In the struggle between individual privacy and open government, privacy has won another round. The Bureau of Mediation Services, a state agency that arbitrates grievances by public union members, will no longer make available any rulings that completely reverse an employer's action against a worker. That's why the public cannot have access to the ruling that exonerated Todd Hoffner, the now reinstated Minnesota State University, Mankato, football coach.
The bureau's decision follows an advisory opinion from Minnesota IPAD, the agency that considers whether records should be public or not. I asked the commissioner of the Bureau of Mediation Services, Josh Tilsen, for the background.
As recently as four years ago, all of the bureau's rulings were made public, he told me. Some workers who were fired and later exonerated complained that even those favorable rulings were making it hard for them to get another job. In 2010, the Legislature changed the law to shield the identity of those winning grievants. But the bureau's decisions were still made public, minus the names of the workers.

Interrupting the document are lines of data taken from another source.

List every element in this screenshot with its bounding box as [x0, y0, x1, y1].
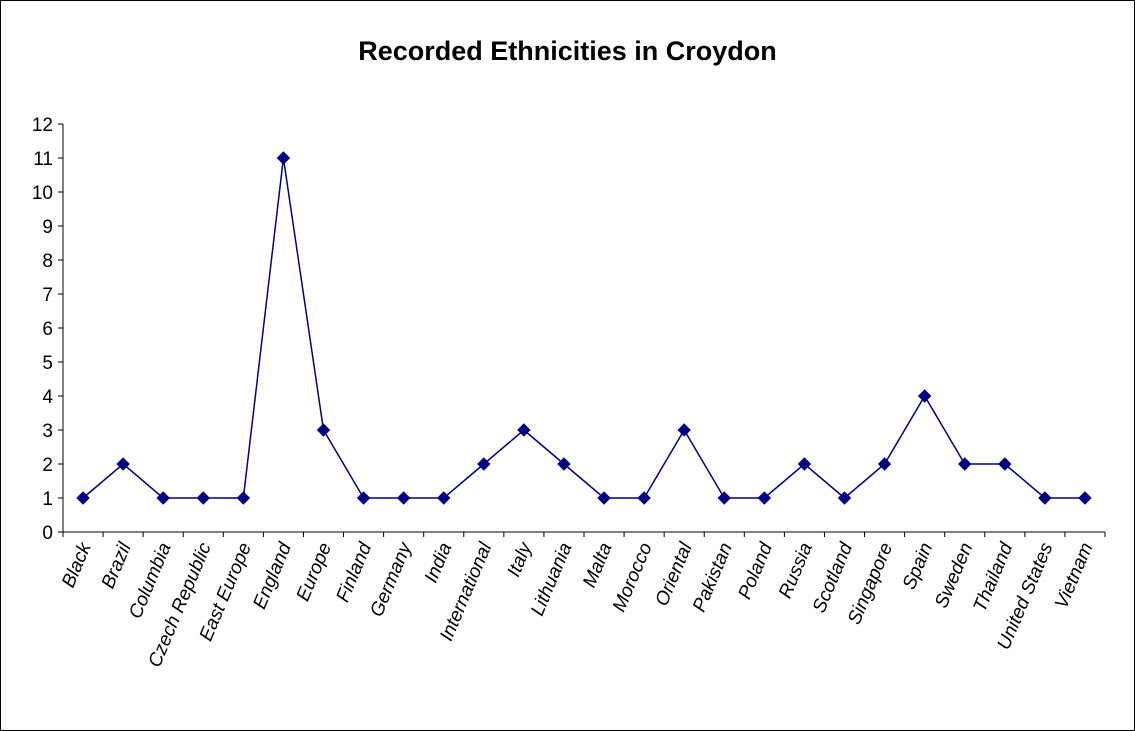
y-tick-label: 6: [42, 319, 53, 340]
x-tick-label: Poland: [734, 538, 777, 602]
data-point: [1078, 491, 1092, 505]
x-tick-label: Europe: [293, 540, 336, 605]
data-point: [597, 491, 611, 505]
data-point: [797, 457, 812, 471]
data-point: [316, 423, 331, 437]
data-point: [477, 457, 491, 471]
data-point: [116, 457, 130, 471]
data-point: [637, 491, 651, 505]
y-tick-label: 11: [33, 149, 53, 170]
x-tick-label: India: [421, 540, 456, 586]
y-tick-label: 9: [42, 217, 53, 238]
x-tick-label: Pakistan: [689, 540, 737, 615]
data-point: [437, 491, 451, 505]
x-tick-label: Black: [58, 538, 96, 590]
data-point: [677, 423, 691, 437]
data-point: [76, 491, 90, 505]
x-tick-label: Spain: [899, 540, 937, 593]
x-tick-label: Russia: [775, 540, 817, 602]
y-tick-label: 8: [42, 251, 53, 272]
y-tick-label: 5: [42, 353, 53, 374]
x-tick-label: England: [249, 538, 296, 612]
x-tick-label: Italy: [504, 538, 538, 580]
y-tick-label: 4: [42, 387, 53, 408]
y-tick-label: 12: [32, 115, 53, 136]
data-point: [1038, 491, 1052, 505]
series-group: [76, 151, 1092, 505]
data-point: [517, 423, 531, 437]
y-tick-label: 10: [32, 183, 53, 204]
data-point: [717, 491, 731, 505]
data-point: [757, 491, 772, 505]
y-tick-label: 0: [42, 523, 53, 544]
data-point: [837, 491, 852, 505]
y-tick-label: 1: [42, 489, 53, 510]
x-tick-label: Finland: [332, 538, 376, 605]
data-point: [917, 389, 932, 403]
data-point: [958, 457, 972, 471]
x-tick-label: Morocco: [609, 540, 657, 615]
data-point: [196, 491, 210, 505]
data-point: [877, 457, 892, 471]
data-point: [236, 491, 251, 505]
data-point: [356, 491, 371, 505]
data-point: [156, 491, 170, 505]
x-tick-label: Brazil: [98, 539, 136, 592]
y-tick-label: 7: [42, 285, 53, 306]
y-tick-label: 2: [42, 455, 53, 476]
axes: [62, 124, 1105, 533]
data-point: [998, 457, 1012, 471]
series-line: [82, 157, 1085, 499]
chart-title: Recorded Ethnicities in Croydon: [358, 36, 777, 66]
data-point: [396, 491, 411, 505]
y-tick-label: 3: [42, 421, 53, 442]
x-tick-label: Vietnam: [1051, 540, 1097, 612]
data-point: [276, 151, 291, 165]
x-tick-label: Oriental: [651, 539, 697, 609]
data-point: [557, 457, 571, 471]
x-tick-label: Malta: [579, 540, 616, 591]
x-tick-label: Sweden: [931, 540, 977, 611]
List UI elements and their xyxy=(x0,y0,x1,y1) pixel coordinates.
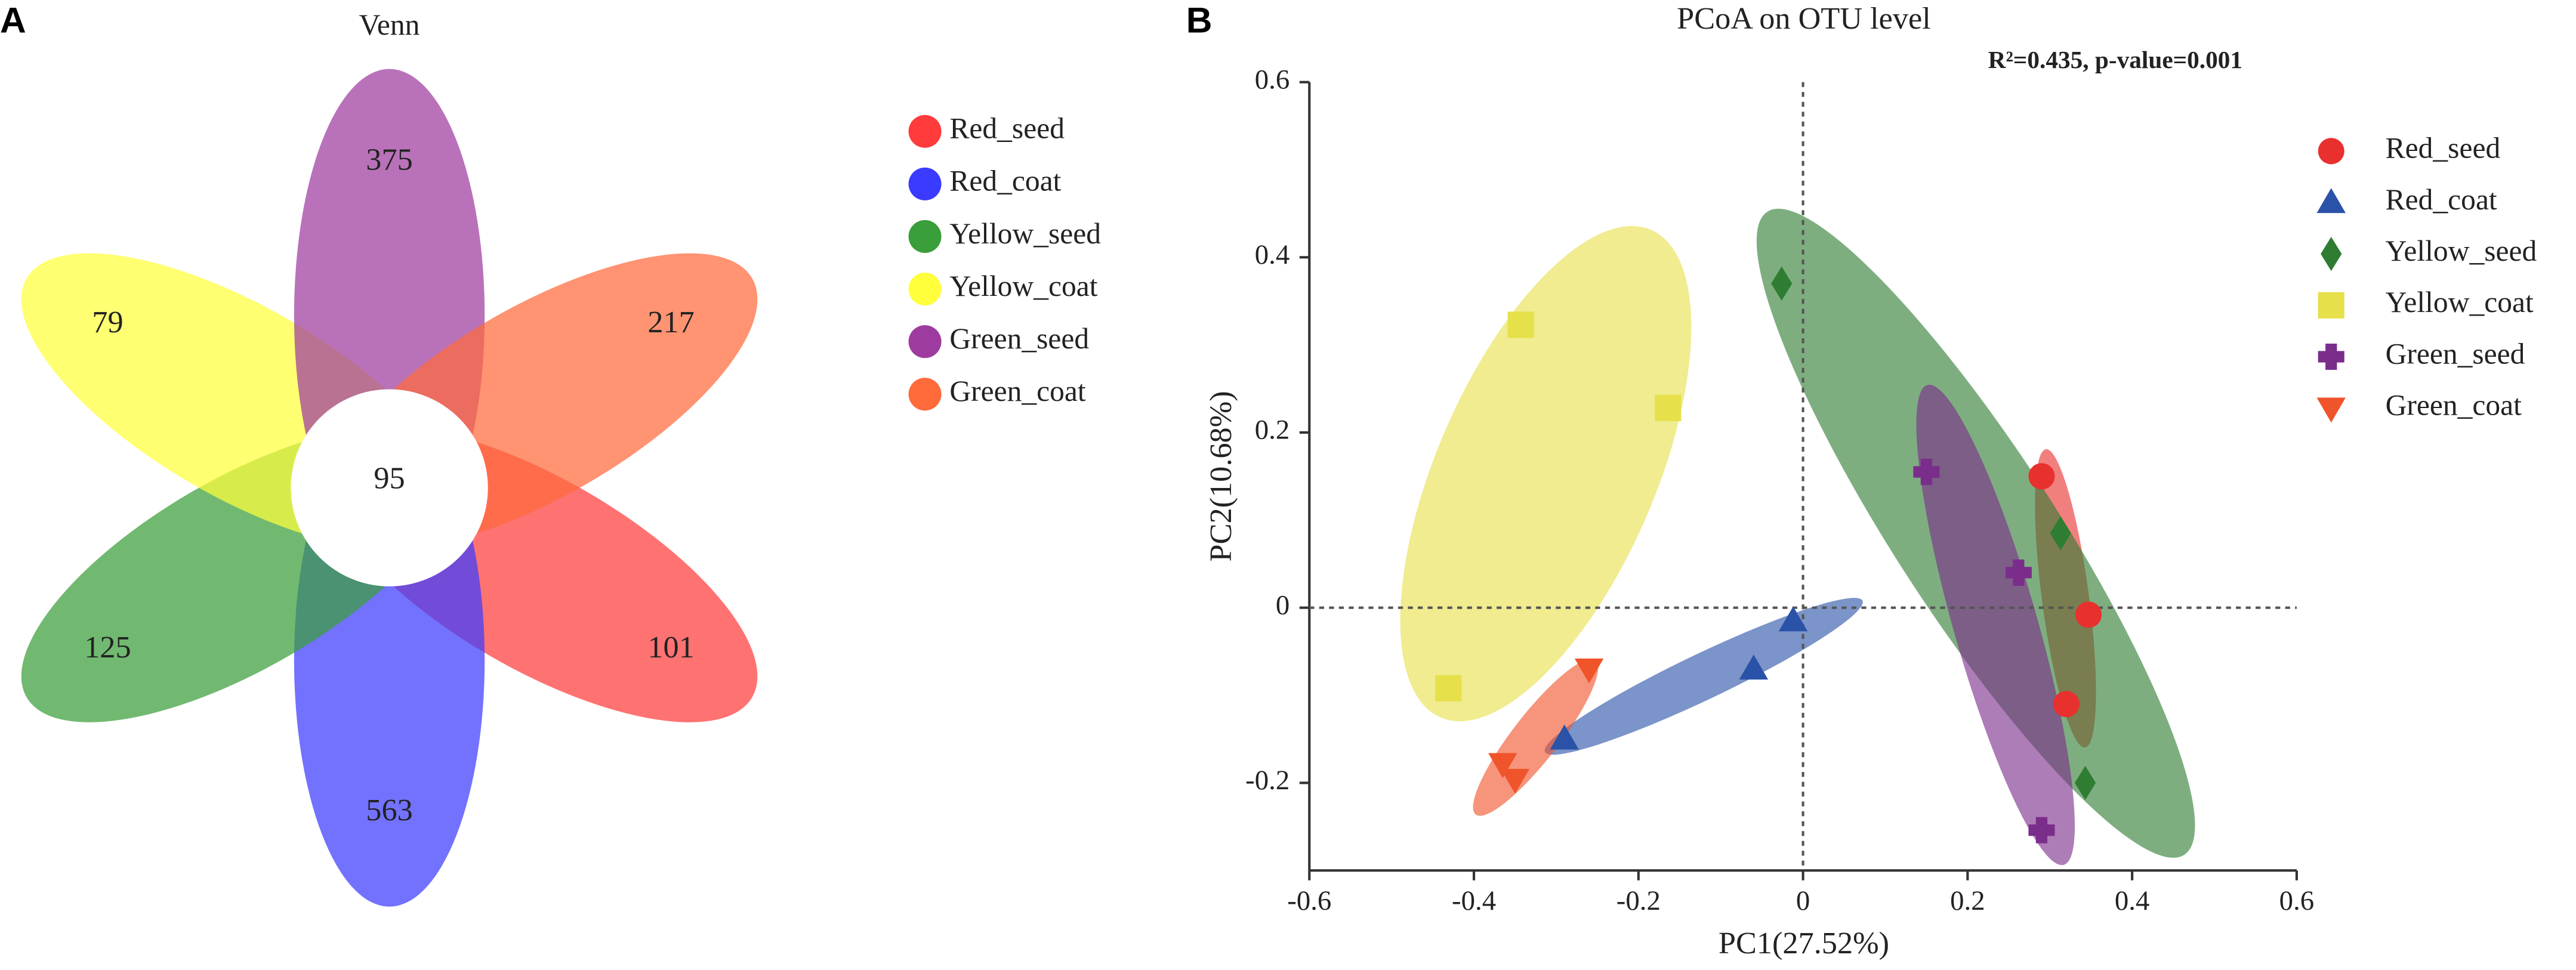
legend-marker xyxy=(2318,138,2344,165)
petal-label: 79 xyxy=(92,305,123,339)
y-axis-label: PC2(10.68%) xyxy=(1204,391,1238,561)
legend-marker xyxy=(2321,237,2342,271)
y-tick-label: 0.2 xyxy=(1255,415,1290,446)
legend-label: Yellow_seed xyxy=(2386,234,2537,267)
marker xyxy=(1913,459,1940,486)
marker xyxy=(1488,753,1517,779)
x-axis-label: PC1(27.52%) xyxy=(1719,926,1889,960)
marker xyxy=(1778,606,1808,632)
marker xyxy=(2005,559,2032,586)
legend-label: Red_coat xyxy=(949,165,1061,197)
x-tick-label: 0.2 xyxy=(1950,885,1985,916)
marker xyxy=(1435,675,1462,702)
y-tick-label: 0.6 xyxy=(1255,64,1290,95)
legend-marker xyxy=(2318,292,2344,319)
confidence-ellipse xyxy=(1473,659,1599,816)
legend-marker xyxy=(2318,343,2344,370)
confidence-ellipse xyxy=(1544,598,1863,755)
marker xyxy=(2028,463,2055,490)
venn-title: Venn xyxy=(359,8,420,41)
x-tick-label: 0.6 xyxy=(2279,885,2315,916)
marker xyxy=(1739,654,1769,680)
panel-label: B xyxy=(1186,0,1213,41)
legend-label: Green_seed xyxy=(949,322,1089,355)
legend-marker xyxy=(908,167,942,200)
x-tick-label: -0.6 xyxy=(1287,885,1331,916)
legend-label: Yellow_coat xyxy=(2386,286,2534,319)
y-tick-label: 0.4 xyxy=(1255,239,1290,270)
confidence-ellipse xyxy=(1400,225,1692,722)
marker xyxy=(1550,724,1579,750)
petal-label: 125 xyxy=(84,630,131,665)
marker xyxy=(2053,691,2080,718)
legend-marker xyxy=(908,115,942,148)
panel-label: A xyxy=(0,0,26,41)
x-tick-label: 0 xyxy=(1796,885,1810,916)
legend-marker xyxy=(2316,397,2346,423)
x-tick-label: -0.2 xyxy=(1616,885,1661,916)
legend-label: Yellow_coat xyxy=(949,270,1097,302)
legend-marker xyxy=(908,273,942,306)
legend-label: Red_coat xyxy=(2386,183,2497,216)
legend-label: Red_seed xyxy=(949,112,1065,145)
marker xyxy=(1500,768,1530,794)
marker xyxy=(1574,658,1604,684)
marker xyxy=(1655,394,1682,421)
legend-marker xyxy=(908,378,942,411)
confidence-ellipse xyxy=(1916,384,2075,866)
legend-label: Green_coat xyxy=(949,375,1086,407)
marker xyxy=(2050,516,2071,551)
petal-label: 375 xyxy=(366,143,412,177)
chart-title: PCoA on OTU level xyxy=(1677,1,1931,36)
petal-label: 563 xyxy=(366,793,412,827)
y-tick-label: -0.2 xyxy=(1245,765,1289,796)
petal-label: 101 xyxy=(647,630,694,665)
legend-marker xyxy=(908,220,942,253)
legend-label: Yellow_seed xyxy=(949,217,1101,250)
legend-label: Green_seed xyxy=(2386,337,2525,370)
intersection-label: 95 xyxy=(374,461,405,496)
marker xyxy=(2074,765,2096,800)
x-tick-label: -0.4 xyxy=(1452,885,1496,916)
marker xyxy=(2075,601,2102,628)
center-circle xyxy=(291,389,488,586)
legend-marker xyxy=(908,325,942,359)
petal-label: 217 xyxy=(647,305,694,339)
x-tick-label: 0.4 xyxy=(2115,885,2150,916)
legend-label: Red_seed xyxy=(2386,132,2501,165)
legend-marker xyxy=(2316,188,2346,214)
y-tick-label: 0 xyxy=(1276,589,1289,620)
marker xyxy=(1507,311,1534,338)
legend-label: Green_coat xyxy=(2386,389,2522,422)
marker xyxy=(2028,817,2055,844)
annotation: R²=0.435, p-value=0.001 xyxy=(1988,46,2242,73)
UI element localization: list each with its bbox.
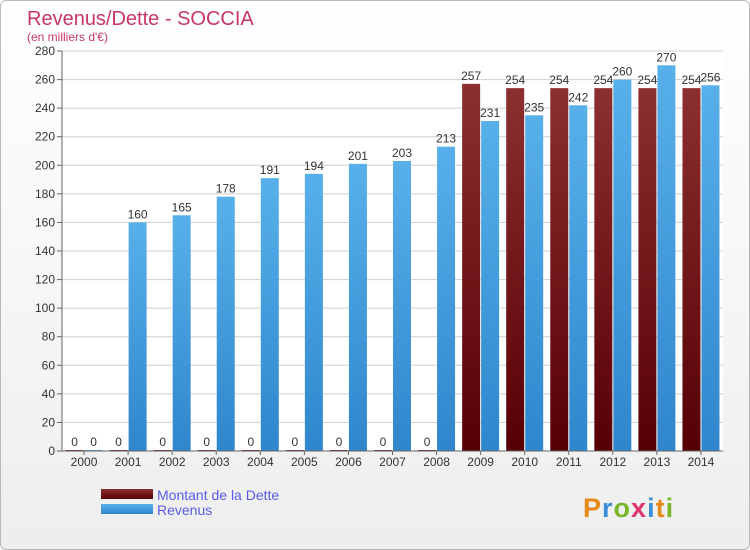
legend: Montant de la Dette Revenus bbox=[101, 487, 279, 518]
grid-lines bbox=[62, 50, 723, 452]
revenue-value-label: 0 bbox=[90, 435, 97, 449]
y-tick-label: 280 bbox=[35, 44, 55, 58]
legend-item-revenus[interactable]: Revenus bbox=[101, 502, 212, 518]
revenue-bar bbox=[437, 146, 456, 451]
revenue-value-label: 160 bbox=[128, 207, 148, 221]
data-labels: 0 0 01600165017801910194020102030213257231… bbox=[71, 50, 721, 449]
debt-value-label: 254 bbox=[593, 73, 613, 87]
revenue-bar bbox=[569, 105, 588, 452]
proxiti-logo: Proxiti bbox=[583, 493, 674, 523]
x-tick-label: 2002 bbox=[159, 455, 186, 469]
revenue-bar bbox=[172, 215, 191, 451]
legend-label-revenus: Revenus bbox=[157, 502, 212, 518]
x-tick-label: 2010 bbox=[511, 455, 538, 469]
y-tick-label: 80 bbox=[42, 330, 56, 344]
debt-bar bbox=[638, 88, 657, 452]
y-tick-label: 120 bbox=[35, 273, 55, 287]
x-tick-label: 2008 bbox=[423, 455, 450, 469]
revenue-bar bbox=[657, 65, 676, 452]
bars bbox=[65, 65, 720, 452]
debt-value-label: 254 bbox=[549, 73, 569, 87]
debt-value-label: 254 bbox=[505, 73, 525, 87]
revenue-value-label: 235 bbox=[524, 100, 544, 114]
revenue-value-label: 270 bbox=[656, 50, 676, 64]
revenue-value-label: 242 bbox=[568, 90, 588, 104]
x-tick-label: 2007 bbox=[379, 455, 406, 469]
revenue-bar bbox=[393, 161, 411, 451]
debt-value-label: 0 bbox=[380, 435, 387, 449]
revenue-bar bbox=[348, 163, 367, 451]
x-tick-label: 2006 bbox=[335, 455, 362, 469]
x-tick-label: 2013 bbox=[644, 455, 671, 469]
legend-swatch-dette bbox=[101, 489, 153, 499]
revenue-bar bbox=[304, 173, 323, 451]
debt-value-label: 0 bbox=[203, 435, 210, 449]
chart-title: Revenus/Dette - SOCCIA bbox=[27, 8, 254, 30]
revenue-value-label: 191 bbox=[260, 163, 280, 177]
debt-value-label: 0 bbox=[159, 435, 166, 449]
x-tick-label: 2009 bbox=[467, 455, 494, 469]
y-tick-label: 180 bbox=[35, 187, 55, 201]
svg-text:Proxiti: Proxiti bbox=[583, 493, 674, 523]
debt-value-label: 0 bbox=[71, 435, 78, 449]
x-tick-label: 2001 bbox=[115, 455, 142, 469]
chart-subtitle: (en milliers d'€) bbox=[27, 30, 108, 44]
y-tick-label: 20 bbox=[42, 415, 56, 429]
revenue-bar bbox=[701, 85, 720, 452]
x-tick-label: 2000 bbox=[71, 455, 98, 469]
debt-value-label: 254 bbox=[681, 73, 701, 87]
debt-bar bbox=[462, 83, 481, 451]
revenue-bar bbox=[128, 222, 147, 451]
x-tick-label: 2003 bbox=[203, 455, 230, 469]
debt-value-label: 0 bbox=[292, 435, 299, 449]
debt-value-label: 0 bbox=[336, 435, 343, 449]
y-tick-label: 220 bbox=[35, 130, 55, 144]
y-tick-label: 260 bbox=[35, 73, 55, 87]
revenue-value-label: 203 bbox=[392, 146, 412, 160]
revenue-bar bbox=[613, 79, 632, 452]
debt-value-label: 0 bbox=[247, 435, 254, 449]
debt-value-label: 0 bbox=[424, 435, 431, 449]
y-tick-label: 60 bbox=[42, 358, 56, 372]
revenue-bar bbox=[216, 196, 235, 451]
debt-bar bbox=[506, 88, 525, 452]
revenue-value-label: 178 bbox=[216, 182, 236, 196]
debt-value-label: 254 bbox=[637, 73, 657, 87]
debt-bar bbox=[682, 88, 701, 452]
revenue-bar bbox=[525, 115, 544, 452]
legend-item-dette[interactable]: Montant de la Dette bbox=[101, 487, 279, 503]
x-tick-label: 2012 bbox=[599, 455, 626, 469]
revenue-value-label: 256 bbox=[700, 70, 720, 84]
debt-bar bbox=[550, 88, 569, 452]
revenue-value-label: 213 bbox=[436, 132, 456, 146]
y-tick-label: 240 bbox=[35, 101, 55, 115]
revenue-bar bbox=[260, 178, 279, 451]
revenue-value-label: 194 bbox=[304, 159, 324, 173]
y-tick-label: 40 bbox=[42, 387, 56, 401]
x-tick-label: 2014 bbox=[688, 455, 715, 469]
revenue-value-label: 165 bbox=[172, 200, 192, 214]
y-tick-label: 140 bbox=[35, 244, 55, 258]
y-tick-label: 160 bbox=[35, 215, 55, 229]
y-tick-label: 0 bbox=[48, 444, 55, 458]
revenue-value-label: 260 bbox=[612, 65, 632, 79]
revenue-value-label: 231 bbox=[480, 106, 500, 120]
debt-bar bbox=[594, 88, 613, 452]
legend-label-dette: Montant de la Dette bbox=[157, 487, 279, 503]
debt-value-label: 0 bbox=[115, 435, 122, 449]
y-tick-label: 100 bbox=[35, 301, 55, 315]
y-tick-label: 200 bbox=[35, 158, 55, 172]
x-tick-label: 2005 bbox=[291, 455, 318, 469]
y-axis: 0 20 40 60 80 100 120 140 160 180 200 220 240 260 280 bbox=[35, 44, 63, 458]
x-tick-label: 2011 bbox=[556, 455, 582, 469]
revenue-bar bbox=[481, 121, 500, 451]
x-axis: 2000 2001 2002 2003 2004 2005 2006 2007 2008 2009… bbox=[62, 450, 723, 469]
revenue-value-label: 201 bbox=[348, 149, 368, 163]
debt-value-label: 257 bbox=[461, 69, 481, 83]
legend-swatch-revenus bbox=[101, 504, 153, 514]
x-tick-label: 2004 bbox=[247, 455, 274, 469]
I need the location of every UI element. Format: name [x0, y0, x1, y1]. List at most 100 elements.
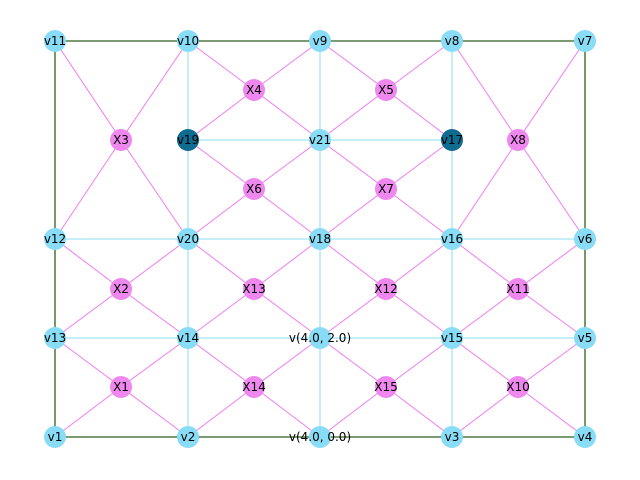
edge-v14-X1	[120, 337, 189, 388]
node-label-v16: v16	[441, 232, 463, 246]
node-v40: v(4.0, 0.0)	[289, 426, 351, 448]
edge-v10-X3	[120, 40, 189, 141]
edge-v20-X2	[120, 238, 189, 290]
node-marker-v6	[574, 228, 596, 250]
edge-v12-X2	[54, 238, 122, 290]
edge-X7-v18	[319, 188, 387, 240]
edge-v15-X10	[451, 337, 519, 388]
edge-v11-X3	[54, 40, 122, 141]
node-marker-v10	[177, 30, 199, 52]
node-label-X10: X10	[506, 380, 530, 394]
node-v20: v20	[177, 228, 199, 250]
node-label-v12: v12	[44, 232, 66, 246]
node-X3: X3	[110, 129, 132, 151]
node-v7: v7	[574, 30, 596, 52]
node-v5: v5	[574, 327, 596, 349]
node-marker-v19	[177, 129, 199, 151]
node-label-X15: X15	[374, 380, 398, 394]
node-v2: v2	[177, 426, 199, 448]
edge-v18-X12	[319, 238, 387, 290]
node-v42: v(4.0, 2.0)	[289, 327, 351, 349]
edge-v17-X7	[385, 139, 453, 190]
node-label-v8: v8	[445, 34, 460, 48]
edge-X12-v42	[319, 288, 387, 339]
edge-X6-v18	[253, 188, 321, 240]
node-v11: v11	[44, 30, 66, 52]
edge-X5-v21	[319, 89, 387, 141]
edge-X13-v14	[187, 288, 255, 339]
node-label-X1: X1	[113, 380, 129, 394]
node-X5: X5	[375, 79, 397, 101]
edge-v7-X8	[517, 40, 586, 141]
node-X10: X10	[506, 376, 530, 398]
node-marker-X4	[243, 79, 265, 101]
edge-v14-X14	[187, 337, 255, 388]
edge-v15-X15	[385, 337, 453, 388]
node-marker-X13	[243, 278, 265, 300]
node-X2: X2	[110, 278, 132, 300]
edge-X6-v20	[187, 188, 255, 240]
node-label-X8: X8	[510, 133, 526, 147]
node-v13: v13	[44, 327, 66, 349]
edge-X14-v2	[187, 386, 255, 438]
edge-v8-X5	[385, 40, 453, 91]
node-X14: X14	[242, 376, 266, 398]
node-marker-X12	[375, 278, 397, 300]
node-label-v6: v6	[578, 232, 593, 246]
node-marker-v17	[441, 129, 463, 151]
node-v8: v8	[441, 30, 463, 52]
edge-v21-X6	[253, 139, 321, 190]
node-label-X13: X13	[242, 282, 266, 296]
node-marker-X2	[110, 278, 132, 300]
edge-X4-v21	[253, 89, 321, 141]
edge-v9-X4	[253, 40, 321, 91]
node-X12: X12	[374, 278, 398, 300]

Tilsen approached IPAD in February to see whether that was kosher. In an opinion signed by Administration Commissioner Spencer Cronk, IPAD said no, the entire decision is non-public. The decision did leave one possible opening: "The Bureau may elect to redact or summarize a decision and make it public, if it can do so without disclosing private personnel data. In that case, the Bureau might seek to work with the employer, who is in the best position to decide which specific data in the decision do or could identify the employee. However, particularly in high-profile situations, when details of the disciplinary action are known to the public, the Bureau may need to secure the data subject’s consent to release any data."
Tilsen told me he can see both sides of the issue. The public benefits from understanding the reasoning of a legal opinion. But an individual's career can suffer permanent damage from the record of a past clash with an employer. "I've had people weeping on the phone," he told me.
Tilsen thinks the overall number of decisions made non-public is small, because few decisions totally reverse an employer's action. Still, it seems to me the practice of shielding the names from the decisions was a good compromise. With another class of records removed from public scrutiny, it's that much harder to know whether justice, in this arena of government, is being served.